Apr 4, 2011
Much has been made lately of the emergence of Africa as the next developing economy likely to experience the considerable growth recorded by the likes of China and India in recent years. With close to one billion people, Africa certainly mirrors the latter two countries’ vast populations of economically under-exploited consumers. To some degree, the regional/provincial variation in culture, language, business practices, regulations, politics and consumer habits within the boundaries of each of the two eastern giants are not too dissimilar to the differences between each of Africa’s 55 sovereign states. It is not farfetched then to expect that there will be some similarities in the challenges an investor could face when looking to invest in Africa compared to investing in Asia’s largest economies.
Of course, one should never forget that Africa is bound to present some unique opportunities and challenges. However, looking at what worked elsewhere is surely better preparation than pursuing a ‘land grab’ strategy of buying into a new market. Companies looking to take advantage of the bounty that Africa has to offer would therefore do well to learn from their own and others’ experience of investing in other developing economies.
A good number of multi-national corporations that invested in India and China in the past decade did so on the back of acquisitions of local companies with a suitable footprint and market presence. Strategies to develop from there, varied from further bolt-on acquisitions, organic growth driven by access to new sources of capital and/or the introduction of the corporations own products/services. Some have done better than others and particularly in China, large multi-nationals have found it difficult to make their investments work for them. Some common pitfalls and challenges to emerge from these developing countries include:
- These governments are known to be very bureaucratic and regulatory. Ownership structures are often onerous and not necessarily in line with the investor’s best wishes. Corporations and their advisors have devised cunning structures to circumvent this without contravening regulations. It is essential to consult and plan well to avoid the costs and negative business effects of an unwieldy corporate structure that is detrimental to growth and the bottom line.
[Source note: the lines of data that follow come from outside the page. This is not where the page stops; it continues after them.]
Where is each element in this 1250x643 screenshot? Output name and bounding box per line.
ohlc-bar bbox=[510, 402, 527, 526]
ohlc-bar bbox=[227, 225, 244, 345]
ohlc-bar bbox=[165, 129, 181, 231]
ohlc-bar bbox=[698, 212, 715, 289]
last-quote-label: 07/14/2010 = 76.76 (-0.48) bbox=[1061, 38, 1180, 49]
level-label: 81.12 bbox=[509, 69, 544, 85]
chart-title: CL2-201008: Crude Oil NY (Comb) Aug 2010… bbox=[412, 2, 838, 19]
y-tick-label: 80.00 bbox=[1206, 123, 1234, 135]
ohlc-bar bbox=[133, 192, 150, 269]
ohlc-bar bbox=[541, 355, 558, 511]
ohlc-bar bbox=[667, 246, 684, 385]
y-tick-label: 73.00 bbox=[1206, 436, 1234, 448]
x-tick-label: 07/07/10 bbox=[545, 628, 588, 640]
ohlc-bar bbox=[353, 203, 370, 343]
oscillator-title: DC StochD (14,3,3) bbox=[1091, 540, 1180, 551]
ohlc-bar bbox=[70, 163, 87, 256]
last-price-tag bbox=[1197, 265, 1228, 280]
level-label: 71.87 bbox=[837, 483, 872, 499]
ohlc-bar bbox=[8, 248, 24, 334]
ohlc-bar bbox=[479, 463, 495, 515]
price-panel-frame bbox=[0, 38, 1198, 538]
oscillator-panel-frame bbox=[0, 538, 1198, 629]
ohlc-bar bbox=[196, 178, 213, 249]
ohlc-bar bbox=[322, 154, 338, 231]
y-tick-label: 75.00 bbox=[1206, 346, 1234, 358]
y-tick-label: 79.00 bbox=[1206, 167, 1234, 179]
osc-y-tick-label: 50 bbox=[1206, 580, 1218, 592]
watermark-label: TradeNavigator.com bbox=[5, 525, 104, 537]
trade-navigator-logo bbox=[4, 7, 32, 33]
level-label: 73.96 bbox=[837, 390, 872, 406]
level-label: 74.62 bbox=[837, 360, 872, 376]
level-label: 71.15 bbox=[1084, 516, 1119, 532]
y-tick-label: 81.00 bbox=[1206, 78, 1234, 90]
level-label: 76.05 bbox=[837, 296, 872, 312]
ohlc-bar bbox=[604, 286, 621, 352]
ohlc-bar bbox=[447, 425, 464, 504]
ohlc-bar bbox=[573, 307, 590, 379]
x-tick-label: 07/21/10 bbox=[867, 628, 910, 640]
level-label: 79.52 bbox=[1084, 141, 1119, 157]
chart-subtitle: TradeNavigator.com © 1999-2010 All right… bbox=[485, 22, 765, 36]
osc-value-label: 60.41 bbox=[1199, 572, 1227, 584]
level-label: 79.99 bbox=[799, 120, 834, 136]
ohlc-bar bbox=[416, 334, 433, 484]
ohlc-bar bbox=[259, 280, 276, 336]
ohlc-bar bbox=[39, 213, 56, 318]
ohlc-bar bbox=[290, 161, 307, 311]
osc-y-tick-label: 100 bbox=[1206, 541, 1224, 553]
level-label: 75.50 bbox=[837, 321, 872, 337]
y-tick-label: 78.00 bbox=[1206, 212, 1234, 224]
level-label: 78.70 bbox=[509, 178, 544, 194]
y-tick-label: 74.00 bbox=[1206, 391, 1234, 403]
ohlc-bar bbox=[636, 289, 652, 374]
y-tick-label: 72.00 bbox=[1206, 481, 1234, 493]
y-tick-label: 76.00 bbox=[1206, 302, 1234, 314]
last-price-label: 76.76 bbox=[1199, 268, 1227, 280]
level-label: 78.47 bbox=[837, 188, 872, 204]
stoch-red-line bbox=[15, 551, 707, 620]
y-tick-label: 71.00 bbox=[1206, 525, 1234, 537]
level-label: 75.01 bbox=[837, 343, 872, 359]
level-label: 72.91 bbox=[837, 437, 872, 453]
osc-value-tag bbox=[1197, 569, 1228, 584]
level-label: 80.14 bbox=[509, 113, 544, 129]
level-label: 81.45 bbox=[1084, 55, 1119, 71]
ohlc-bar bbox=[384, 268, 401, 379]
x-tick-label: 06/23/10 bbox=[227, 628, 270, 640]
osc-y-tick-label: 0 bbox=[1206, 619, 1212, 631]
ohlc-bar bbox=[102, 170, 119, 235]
- Corporate governance, financial controls, reporting frameworks and accounting systems are often less sophisticated than those in developed economies. This raises the risk profile of the investment as the decision to invest and the value of the investment could be based on questionable data. It also means an additional cost of upgrading these to standards expected by boards of directors and shareholders.
- Most multi-nationals prefer ex-pats familiar with their business to take up senior management positions in their new ventures in developing countries. Although this gives the parent company some peace of mind that its investment is being looked after, it can inhibit the company from achieving the kind of growth the investment was intended for. Perhaps braver than most, some corporations have retained local management teams and trusted their entrepreneurial spirit and knowledge of local conditions to grow the business. A mix of expat expertise and local knowledge is perhaps a recipe to deliver the best of both worlds.
- Labour action can have a substantial impact on business operations and profitability. In some developing countries labour rights are virtually non-existent (even child labour is still prevalent in some parts of India) while others have powerful union movements and sophisticated labour laws. Understanding the intricacies of the local labour market and areas of skills shortage is imperative.
- Choosing the right company to invest in is vital, more so in developing countries where the playing field is not always level. Family or government connections, monopolistic distribution channels and lack of competition can make certain companies more likely to succeed than others. It is worth doing homework to determine what really makes a target company successful and whether these traits will continue going forward.
- Exchange control regulations can be a considerable hindrance to expatriating cash from certain developing countries. Corporations need to bear this in mind in deciding on funding structures and particularly the source of cash flows to fund debt repayments and the costs and time associated with expatriating cash.
- With the exception of the likes of China and Venezuela who have pegged their currencies to the US Dollar, developing nations’ currencies are known for their consistent volatility. Movements in exchange rates can have a significant impact on earnings (either negative or positive) and hedging options may be limited. While nobody can predict what exchange rates will do in future, it is important to understand the underlying performance of the target business when forex impacts are stripped out and the sensitivity of profits to exchange rate fluctuations.
- Working capital management often takes a back seat in favour of chasing revenue and profits. This is compounded by developing markets being predominantly cash driven with limited flexibility in credit terms. It does provide opportunity for relatively low-effort extracting of value through improved working capital management though.
- Manufacturing quality and control may be at lower standards than those required by multi-nationals in their home countries, leading to once-off correction costs and potential environmental and consumer protection contingent liabilities. Don’t just turn a blind eye to identified mal-practice – it might be condoned locally, but damage to an organisation’s reputation should an incident occur, could be costly.
In summary, there are many challenges to investing in Africa but the reward for the patient and well-prepared investor is probably beyond what is on offer from any other region in the world.